En effet, en ses écritures récapitulatives reçues le 11 mars 2025, la Polynésie française a présenté des demandes au fond, tendant notamment au paiement, par l’Eurl General Import, d’indemnités d’occupation complémentaires, ainsi qu’à être autorisée à conserver la somme de 26.600.000 cfp versée sur le compte d’attente du receveur conservateur des Hypothèques.
Son refus opposé à ce qu’il soit fait droit à la demande de désistement d’instance par la requérante est donc légitime.
En conséquence, le désistement d’instance opéré par l’EURL GENERAL IMPORT est inefficace et ne peut avoir aucun effet extinctif, la procédure devant donc se poursuivre afin que le tribunal puisse statuer au fond.

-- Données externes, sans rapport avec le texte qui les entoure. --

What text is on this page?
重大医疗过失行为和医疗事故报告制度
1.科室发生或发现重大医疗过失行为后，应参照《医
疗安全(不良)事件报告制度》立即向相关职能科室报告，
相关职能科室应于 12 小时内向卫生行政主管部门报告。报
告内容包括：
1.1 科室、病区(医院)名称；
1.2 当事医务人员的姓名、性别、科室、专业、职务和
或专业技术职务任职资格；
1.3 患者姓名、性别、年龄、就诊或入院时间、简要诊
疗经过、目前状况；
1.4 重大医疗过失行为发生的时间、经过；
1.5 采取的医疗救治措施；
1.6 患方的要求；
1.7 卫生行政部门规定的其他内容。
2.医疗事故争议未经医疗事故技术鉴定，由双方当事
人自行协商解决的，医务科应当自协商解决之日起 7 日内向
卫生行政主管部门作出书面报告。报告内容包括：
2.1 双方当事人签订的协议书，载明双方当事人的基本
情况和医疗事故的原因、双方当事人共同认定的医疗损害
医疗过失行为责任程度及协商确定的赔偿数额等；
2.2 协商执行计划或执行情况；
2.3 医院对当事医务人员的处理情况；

L’EURL GENERAL IMPORT conservera la charge des dépens de l’incident.
P A R C E S M O T I F S
Le juge de la mise en état, statuant publiquement, par ordonnance contradictoire, par mise à disposition au greffe,
Dit que le désistement d’instance opéré par l’EURL GENERAL IMPORT en ses écritures sur incident reçues le 9 avril 2025 est inefficace et n’a aucun effet extinctif ;
Dit que la procédure doit se poursuivre afin que le tribunal puisse statuer au fond ;
Dit que l’EURL GENERAL IMPORT doit conserver la charge des dépens sur incident.
Par suite, renvoie la procédure à l’audience de mise en état en date du 8 octobre 2025 et fait injonction pour cette date à Maître [T] de conclure de manière récapitulative au fond.
En foi de quoi la minute a été signée par la Juge de la Mise en Etat et la Greffière.